Third, and most broadly, the Hudson deal is the first indicator – other than the Tim Lincecum deal, which was bizarre for many reasons (wow, both early deals are for pitchers named Tim by the Giants!) – we have on the second tier starting pitching market. The top tier arms – Masahiro Tanaka, Matt Garza, Ervin Santana, and to a lesser extent Ricky Nolasco and Hiroki Kuroda – won’t really have their value set by external forces like a Tim Hudson signing.
The next tier, however – the Ubaldo Jimenez, Scott Feldman, Bartolo Colon, Bronson Arroyo, Dan Haren, Josh Johnson, Phil Hughes, etc. types – could be impacted, at least in part, by the price the Giants just set on Hudson. None are direct correlatives, but you can use the Hudson deal is a starting point for conversations about value. “If Hudson, at his age and with his injury – but with his performance and consistency – is worth $23 million over two years, Player X has gotta be worth at least $Y million over Z years.” The Cubs have been connected, at least by the thinnest of threads, to Jimenez, Arroyo, Johnson and Hughes. Jimenez will almost certainly get another year or two on his deal, while Arroyo will probably be in the same ballpark (pass). Johnson and Hughes are odd birds, thanks to Johnson’s arm troubles (but super high upside) and Hughes’ potentially unique contract situation (as discussed above). If Hughes would take a two or three-year deal guided by Hudson’s signing, however, I’d hope the Cubs would be interested. If Hudson is at two years and $23 million, perhaps Hughes’ value is somewhere around two years and $15 million? Or three years and $21 million? (Once again, though, if I’m Hughes, I’m looking for the best-paying one-year deal I can find in a spacious ballpark (or with a pitching coach like Chris Bosio) on a team that is likely to trade me. How about the Cubs offer him one year and $7 to $9 million?)

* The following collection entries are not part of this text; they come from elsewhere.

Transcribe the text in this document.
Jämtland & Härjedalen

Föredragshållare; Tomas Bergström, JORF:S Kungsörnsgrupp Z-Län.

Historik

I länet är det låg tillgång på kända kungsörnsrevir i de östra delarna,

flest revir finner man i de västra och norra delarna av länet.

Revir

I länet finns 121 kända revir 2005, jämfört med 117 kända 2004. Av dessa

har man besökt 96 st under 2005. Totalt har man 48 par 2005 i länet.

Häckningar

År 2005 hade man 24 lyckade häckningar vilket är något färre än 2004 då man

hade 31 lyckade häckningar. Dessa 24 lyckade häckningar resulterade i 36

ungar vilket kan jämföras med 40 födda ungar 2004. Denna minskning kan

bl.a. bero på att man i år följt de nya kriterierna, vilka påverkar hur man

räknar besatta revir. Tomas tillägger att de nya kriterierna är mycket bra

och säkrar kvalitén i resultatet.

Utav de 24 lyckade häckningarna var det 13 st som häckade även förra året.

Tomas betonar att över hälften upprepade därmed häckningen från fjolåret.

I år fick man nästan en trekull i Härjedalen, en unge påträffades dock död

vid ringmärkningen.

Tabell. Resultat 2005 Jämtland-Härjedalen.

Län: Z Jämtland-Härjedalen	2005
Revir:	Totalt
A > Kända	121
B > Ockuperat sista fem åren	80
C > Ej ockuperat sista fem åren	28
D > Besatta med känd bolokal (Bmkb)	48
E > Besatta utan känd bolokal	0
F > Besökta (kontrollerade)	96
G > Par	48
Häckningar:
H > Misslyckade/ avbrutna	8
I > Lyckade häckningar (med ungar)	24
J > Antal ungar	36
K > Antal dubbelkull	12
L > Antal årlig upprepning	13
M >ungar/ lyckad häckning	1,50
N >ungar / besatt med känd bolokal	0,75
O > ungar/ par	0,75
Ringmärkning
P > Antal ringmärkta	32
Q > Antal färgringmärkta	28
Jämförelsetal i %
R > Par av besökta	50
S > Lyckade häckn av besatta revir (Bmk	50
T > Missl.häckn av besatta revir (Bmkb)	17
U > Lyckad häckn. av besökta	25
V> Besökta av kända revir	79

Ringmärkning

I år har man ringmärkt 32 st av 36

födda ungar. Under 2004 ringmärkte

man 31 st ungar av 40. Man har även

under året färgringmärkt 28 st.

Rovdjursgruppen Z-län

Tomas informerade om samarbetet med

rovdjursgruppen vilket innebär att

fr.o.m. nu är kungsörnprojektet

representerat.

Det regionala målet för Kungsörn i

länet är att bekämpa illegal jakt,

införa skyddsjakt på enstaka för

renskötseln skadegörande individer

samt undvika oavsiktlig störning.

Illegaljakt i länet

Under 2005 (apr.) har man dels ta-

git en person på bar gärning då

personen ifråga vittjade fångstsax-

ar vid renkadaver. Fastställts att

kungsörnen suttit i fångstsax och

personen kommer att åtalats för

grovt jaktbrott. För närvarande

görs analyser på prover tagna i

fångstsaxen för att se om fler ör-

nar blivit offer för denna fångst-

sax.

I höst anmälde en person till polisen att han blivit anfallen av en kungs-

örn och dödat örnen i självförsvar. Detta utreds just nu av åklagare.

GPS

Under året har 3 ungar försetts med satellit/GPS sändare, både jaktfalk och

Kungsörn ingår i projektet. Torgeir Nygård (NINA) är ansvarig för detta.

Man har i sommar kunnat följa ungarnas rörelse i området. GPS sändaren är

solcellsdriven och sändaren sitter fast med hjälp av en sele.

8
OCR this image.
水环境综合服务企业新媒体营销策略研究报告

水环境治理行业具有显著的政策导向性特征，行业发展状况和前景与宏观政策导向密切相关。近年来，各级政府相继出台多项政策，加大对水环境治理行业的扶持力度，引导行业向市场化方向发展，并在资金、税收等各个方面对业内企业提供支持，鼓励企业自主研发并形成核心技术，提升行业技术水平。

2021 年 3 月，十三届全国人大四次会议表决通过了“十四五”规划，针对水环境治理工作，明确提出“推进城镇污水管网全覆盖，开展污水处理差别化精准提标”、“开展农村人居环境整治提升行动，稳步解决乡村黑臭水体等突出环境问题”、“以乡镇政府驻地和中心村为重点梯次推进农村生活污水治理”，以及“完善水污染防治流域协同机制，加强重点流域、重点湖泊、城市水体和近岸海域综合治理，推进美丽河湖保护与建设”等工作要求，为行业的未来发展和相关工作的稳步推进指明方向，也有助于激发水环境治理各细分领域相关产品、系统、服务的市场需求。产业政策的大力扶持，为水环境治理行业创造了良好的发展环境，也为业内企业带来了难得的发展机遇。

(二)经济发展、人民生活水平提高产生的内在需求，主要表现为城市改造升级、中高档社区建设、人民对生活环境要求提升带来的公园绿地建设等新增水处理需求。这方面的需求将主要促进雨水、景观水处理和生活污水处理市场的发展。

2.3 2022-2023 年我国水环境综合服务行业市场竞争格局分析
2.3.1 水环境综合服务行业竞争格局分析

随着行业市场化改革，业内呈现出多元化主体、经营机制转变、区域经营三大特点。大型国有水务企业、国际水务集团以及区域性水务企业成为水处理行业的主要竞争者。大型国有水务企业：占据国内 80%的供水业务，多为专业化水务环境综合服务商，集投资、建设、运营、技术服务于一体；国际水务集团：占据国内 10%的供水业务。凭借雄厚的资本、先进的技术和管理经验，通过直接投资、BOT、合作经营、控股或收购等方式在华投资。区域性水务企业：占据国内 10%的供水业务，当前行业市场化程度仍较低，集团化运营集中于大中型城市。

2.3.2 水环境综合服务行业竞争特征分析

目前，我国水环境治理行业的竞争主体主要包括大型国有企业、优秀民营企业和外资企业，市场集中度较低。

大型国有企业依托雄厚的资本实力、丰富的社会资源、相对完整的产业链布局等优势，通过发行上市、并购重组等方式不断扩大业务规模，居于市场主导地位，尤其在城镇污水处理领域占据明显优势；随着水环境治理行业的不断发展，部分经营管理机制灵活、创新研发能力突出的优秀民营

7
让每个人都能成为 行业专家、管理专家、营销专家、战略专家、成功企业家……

I tend to think the Hudson deal is solid for both sides, by the way. Hudson gets two more guaranteed years before he’s 40, and another big-ish score despite that gruesome ankle injury. The Giants, who presumably will thoroughly check that ankle, get a guy who is consistently above average without relying on velocity, and they get it for a short-term, low-risk (relatively speaking) deal.